One upside to the past two years of strife: Companies have gained crisis management skills that may transfer to a “much more tolerable economic climate in 2022,” according to Jim Lucy of EC&M. Despite some setbacks and constraints still impacting the industry, we look to 2022 to be a year of slow return to prosperity and accomplishment because of newly gained skills.


That said, let’s get into our industry predictions for the year moving forward.


Heavy-duty vehicle at an industry worksite.


Supply Chain


Starting with one of the most prominent issues in every business’ mind, the heavy-duty industry has experienced some unfortunate difficulties and constraints regarding the supply chain over the past year. With the disruptions caused by the pandemic, there have been historic price increases of electrical products that are bound to occur with scarcity. Overall, a major consensus from industry professionals is that these “inflationary pressures will persist through the first half of calendar year 2022 and probably beyond” as stated by Mike Antich of Automotive Fleet. However, these higher prices are expected to be temporary.


Currently, Electrical Marketing’s Electrical Price Index shows that the largest price increases in electrical products include

  • pole-line hardware (1%)
  • power wire & cable (1%)
  • boxes (37%)
  • ballasts (36%)
  • building wire and cable (3%)

Although the scarcity of these semiconductor-based products manufactured in mostly Asian countries won’t stabilize in the short term, we have high hopes of a return to normal supply chain levels by the end of 2022.


EV for HD Fleets


On a related note, the continuation of electric vehicle parts and products will surely accelerate in the next few years with more demand of electrification, especially in regards to OEMs. According to this Global Marketing Insights research, “the hybrid electric segment is estimated to attain a CAGR of 6.5% till 2027”. With an increasing Compound Annual Growth Rate (CAGR) of environment-friendly operations, demand will increase for automotive battery technologies and hybrid-electric trucks as the industry moves towards going to all-electric fleets.


Many major businesses have already taken large steps towards becoming carbon neutral and sustainable – such as Wal-Mart, Amazon, FedEx, Unilever, Coca-Cola, Johnson Controls, and more – announcing their plans to become completely electric in the next two decades. With this kind of momentum over the next decade, 2022 is a great year for early investment in environmental efforts. Early adoption within the heavy-duty industry to convert with these market trends is beneficial in many ways, including potential for job growth, eliminating air pollution, and lowering maintenance and long-term investment costs for businesses.


New Opportunities


Our final take of industry predictions for the new year includes market opportunities for both the construction and commercial market segments in 2022. According to industry experts of EC&M, home building activity will have a huge turnout in the single-family housing market forecasted at a 15.8% increase in housing starts. With another good year for the U.S. residential construction market, it will definitely be a busy time for home builders.

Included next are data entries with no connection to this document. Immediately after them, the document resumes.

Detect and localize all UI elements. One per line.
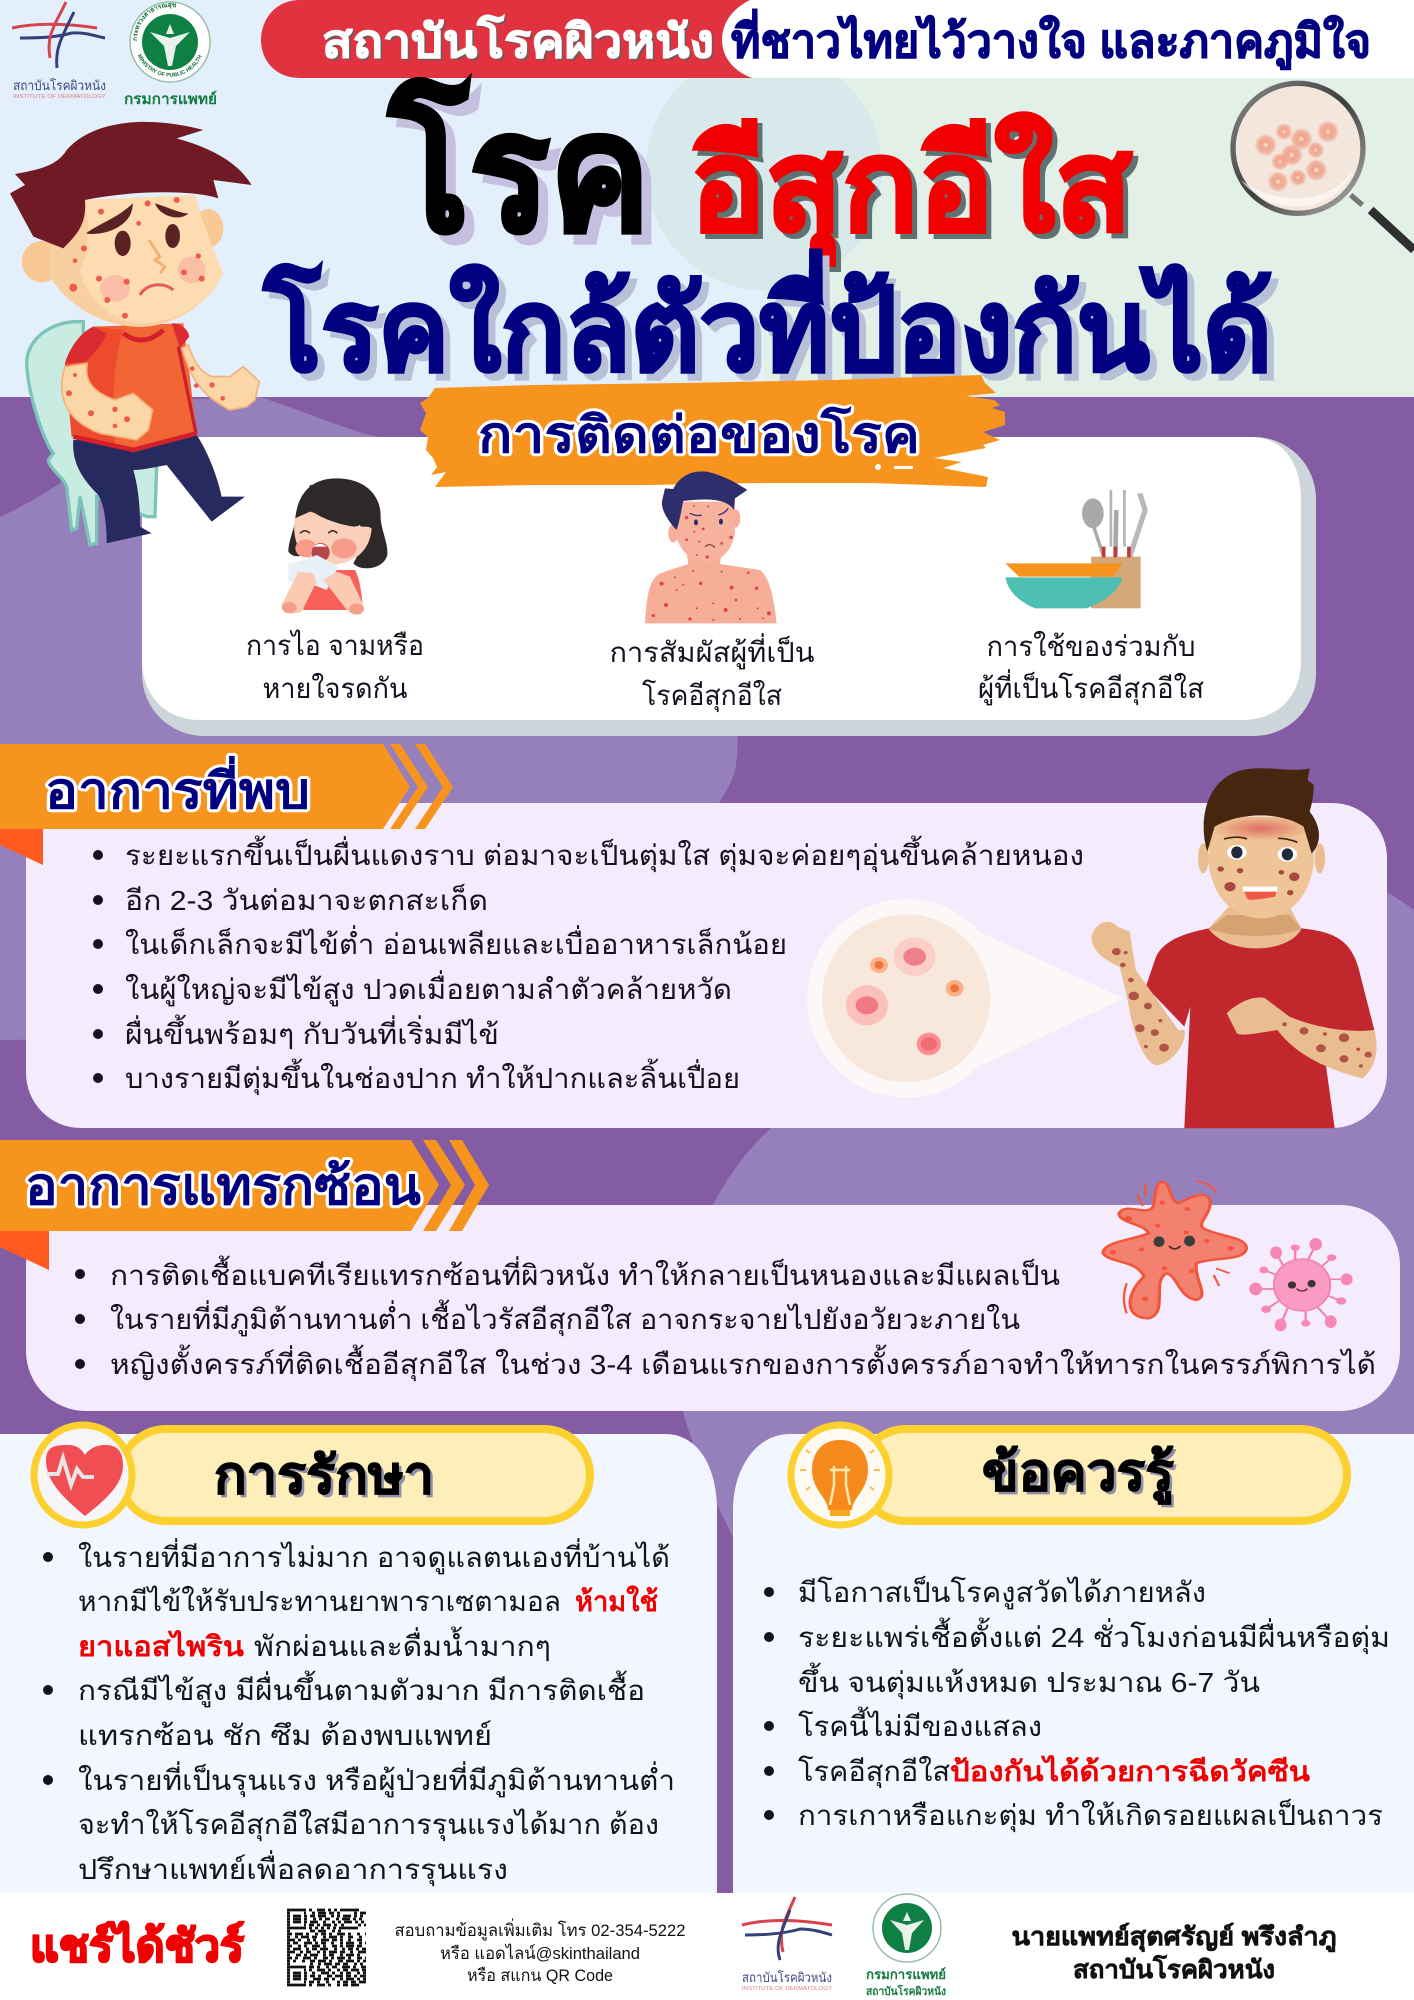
label: coughing: หายใจรดกัน bbox=[262, 672, 408, 704]
label: sharing items bbox=[978, 630, 1204, 706]
top banner bbox=[261, 0, 1414, 78]
icon: magnifier bbox=[1233, 83, 1414, 250]
title: chickenpox: อีสุกอีใส bbox=[695, 118, 1137, 271]
top banner: สถาบันโรคผิวหนัง bbox=[322, 14, 714, 67]
knowledge list: มีโอกาสเป็นโรคงูสวัดได้ภายหลัง bbox=[798, 1575, 1206, 1610]
symptom list bbox=[93, 835, 1084, 1096]
symptom list: ในผู้ใหญ่จะมีไข้สูง ปวดเมื่อยตามลำตัวคล้ายหวัด bbox=[125, 970, 732, 1007]
signature bbox=[1012, 1922, 1336, 1984]
symptom list: ระยะแรกขึ้นเป็นผื่นแดงราบ ต่อมาจะเป็นตุ่มใส ตุ่มจะค่อยๆอุ่นขึ้นคล้ายหนอง bbox=[125, 835, 1084, 873]
footer logo: institute: INSTITUTE OF DERMATOLOGY bbox=[742, 1986, 832, 1992]
footer logo: institute bbox=[742, 1897, 832, 1992]
top banner: สถาบันโรคผิวหนัง bbox=[324, 16, 716, 69]
title: disease: โรค bbox=[387, 78, 650, 265]
panel: complications bbox=[0, 1140, 1400, 1411]
treatment list: จะทำให้โรคอีสุกอีใสมีอาการรุนแรงได้มาก ต้อง bbox=[78, 1808, 659, 1842]
knowledge list: โรคนี้ไม่มีของแสลง bbox=[798, 1706, 1042, 1742]
treatment list: หากมีไข้ให้รับประทานยาพาราเซตามอล bbox=[78, 1585, 561, 1617]
logo: ministry of public health: กรมการแพทย์ bbox=[124, 90, 217, 108]
panel: should know bbox=[733, 1425, 1414, 1893]
heading pill: treatment: การรักษา bbox=[214, 1447, 434, 1505]
footer logo: ministry bbox=[866, 1894, 946, 1998]
subtitle: โรคใกล้ตัวที่ป้องกันได้ bbox=[263, 250, 1272, 395]
treatment list: ในรายที่มีอาการไม่มาก อาจดูแลตนเองที่บ้านได้ bbox=[78, 1538, 670, 1575]
label: sharing items: ผู้ที่เป็นโรคอีสุกอีใส bbox=[978, 669, 1204, 706]
icon: orange germ bbox=[1103, 1181, 1246, 1318]
heading: complications: อาการแทรกซ้อน bbox=[25, 1158, 421, 1216]
footer logo: ministry: สถาบันโรคผิวหนัง bbox=[866, 1984, 946, 1998]
symptom list: ในเด็กเล็กจะมีไข้ต่ำ อ่อนเพลียและเบื่ออาหารเล็กน้อย bbox=[125, 925, 787, 960]
panel: symptoms bbox=[0, 744, 1387, 1128]
contact text: หรือ สแกน QR Code bbox=[467, 1966, 613, 1985]
footer bbox=[0, 1893, 1414, 2000]
label: contact: โรคอีสุกอีใส bbox=[642, 679, 782, 713]
knowledge list: โรคอีสุกอีใส bbox=[798, 1755, 950, 1789]
treatment list: แทรกซ้อน ชัก ซึม ต้องพบแพทย์ bbox=[78, 1720, 492, 1751]
heading pill: should know: ข้อควรรู้ bbox=[985, 1447, 1177, 1508]
top banner: ที่ชาวไทยไว้วางใจ และภาคภูมิใจ bbox=[731, 9, 1371, 70]
complication list: หญิงตั้งครรภ์ที่ติดเชื้ออีสุกอีใส ในช่วง 3-4 เดือนแรกของการตั้งครรภ์อาจทำให้ทารกในครรภ์พิการได้ bbox=[110, 1344, 1376, 1382]
complication list bbox=[75, 1255, 1376, 1382]
treatment list bbox=[43, 1538, 675, 1887]
contact text: สอบถามข้อมูลเพิ่มเติม โทร 02-354-5222 bbox=[394, 1918, 686, 1941]
logo: ministry of public health: กระทรวงสาธารณสุข bbox=[133, 3, 176, 41]
knowledge list bbox=[764, 1575, 1390, 1833]
logo: institute of dermatology: INSTITUTE OF DERMATOLOGY bbox=[13, 94, 106, 100]
title: chickenpox: อีสุกอีใส bbox=[690, 113, 1132, 266]
knowledge list: การเกาหรือแกะตุ่ม ทำให้เกิดรอยแผลเป็นถาวร bbox=[798, 1798, 1383, 1833]
QR code bbox=[287, 1909, 366, 1988]
treatment list: ห้ามใช้ bbox=[575, 1585, 658, 1617]
contact text bbox=[394, 1918, 686, 1985]
complication list: ในรายที่มีภูมิต้านทานต่ำ เชื้อไวรัสอีสุกอีใส อาจกระจายไปยังอวัยวะภายใน bbox=[110, 1299, 1020, 1337]
subtitle: โรคใกล้ตัวที่ป้องกันได้ bbox=[270, 257, 1279, 402]
label: contact: การสัมผัสผู้ที่เป็น bbox=[610, 633, 814, 670]
heading pill: should know: ข้อควรรู้ bbox=[982, 1444, 1174, 1505]
icon: shared dishes and cutlery bbox=[1005, 490, 1145, 608]
icon: heart bbox=[34, 1425, 132, 1525]
footer logo: institute: สถาบันโรคผิวหนัง bbox=[742, 1970, 832, 1985]
illustration: man with rash in red shirt bbox=[1091, 768, 1377, 1128]
logo: institute of dermatology bbox=[12, 2, 106, 100]
heading: symptoms: อาการที่พบ bbox=[45, 756, 310, 819]
logo: ministry of public health: MINISTRY OF PUBLIC HEALTH bbox=[138, 54, 202, 77]
illustration: skin rash close-up bbox=[807, 899, 1124, 1098]
panel: transmission card bbox=[142, 437, 1316, 736]
heading pill: treatment bbox=[120, 1429, 590, 1521]
label: sharing items: การใช้ของร่วมกับ bbox=[986, 630, 1196, 662]
complication list: การติดเชื้อแบคทีเรียแทรกซ้อนที่ผิวหนัง ทำให้กลายเป็นหนองและมีแผลเป็น bbox=[110, 1255, 1060, 1291]
footer logo: ministry: กรมการแพทย์ bbox=[866, 1967, 946, 1982]
signature: นายแพทย์สุตศรัญย์ พรึงลำภู bbox=[1012, 1922, 1336, 1953]
slogan: แชร์ได้ชัวร์ bbox=[30, 1920, 244, 1971]
treatment list: กรณีมีไข้สูง มีผื่นขึ้นตามตัวมาก มีการติดเชื้อ bbox=[78, 1670, 645, 1708]
heading pill: should know bbox=[860, 1429, 1347, 1521]
contact text: หรือ แอดไลน์@skinthailand bbox=[440, 1943, 640, 1963]
logo: ministry of public health bbox=[124, 1, 217, 108]
illustration: sick boy on chair bbox=[10, 122, 259, 545]
knowledge list: ขึ้น จนตุ่มแห้งหมด ประมาณ 6-7 วัน bbox=[798, 1662, 1260, 1700]
label: coughing bbox=[246, 630, 424, 704]
icon: light bulb bbox=[791, 1425, 889, 1525]
treatment list: พักผ่อนและดื่มน้ำมากๆ bbox=[254, 1626, 551, 1662]
brush banner: transmission bbox=[420, 375, 1005, 487]
logo: institute of dermatology: สถาบันโรคผิวหนัง bbox=[13, 78, 106, 93]
symptom list: ผื่นขึ้นพร้อมๆ กับวันที่เริ่มมีไข้ bbox=[125, 1014, 499, 1050]
treatment list: ในรายที่เป็นรุนแรง หรือผู้ป่วยที่มีภูมิต้านทานต่ำ bbox=[78, 1761, 675, 1798]
heading pill: treatment: การรักษา bbox=[217, 1450, 437, 1508]
label: contact bbox=[610, 633, 814, 713]
icon: pink virus bbox=[1249, 1238, 1353, 1331]
knowledge list: ป้องกันได้ด้วยการฉีดวัคซีน bbox=[950, 1755, 1310, 1787]
brush banner: transmission: การติดต่อของโรค bbox=[478, 405, 920, 463]
treatment list: ยาแอสไพริน bbox=[78, 1630, 244, 1662]
label: coughing: การไอ จามหรือ bbox=[246, 630, 424, 661]
icon: man with rash on shoulders bbox=[645, 471, 777, 623]
symptom list: อีก 2-3 วันต่อมาจะตกสะเก็ด bbox=[125, 883, 488, 916]
knowledge list: ระยะแพร่เชื้อตั้งแต่ 24 ชั่วโมงก่อนมีผื่นหรือตุ่ม bbox=[798, 1617, 1390, 1655]
title: disease: โรค bbox=[397, 88, 660, 275]
panel: treatment bbox=[0, 1425, 717, 1893]
treatment list: ปรึกษาแพทย์เพื่อลดอาการรุนแรง bbox=[78, 1850, 508, 1887]
icon: coughing girl bbox=[282, 478, 387, 615]
signature: สถาบันโรคผิวหนัง bbox=[1073, 1954, 1275, 1984]
symptom list: บางรายมีตุ่มขึ้นในช่องปาก ทำให้ปากและลิ้นเปื่อย bbox=[125, 1058, 740, 1096]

On the commercial side of things, the construction of warehouses and data centers will be two of the busiest sectors of the market, with a 13% gain in warehouse construction and 2% for data center construction over 2021 numbers. Dodge Data & Analytics research shows that $52.8 billion in construction starts have more than doubled the activity since 2018 for mega-warehouses – especially due to Amazon’s expansion of their massive warehouse/distribution centers at several million square feet per center.


Other commercial sectors to watch: construction increases in hospitals (up 9% to $32.9 billion) and K-12 school facilities in many states (up to 14.49%).


Our Final Take on 2022


With many positives and negatives swirling the heavy-duty industry for the new 2022 year, the market will definitely have an interesting time controlling these increased construction starts with the stated supply chain constraints and price increases. The Senzit team, however, has confidence that by the end of the year, both the construction and commercial industries will experience stabilizing trends and diminish the backward mobility of the last few years. 2022, in essence, is looking positive, and let’s come together to bring this success to fruition.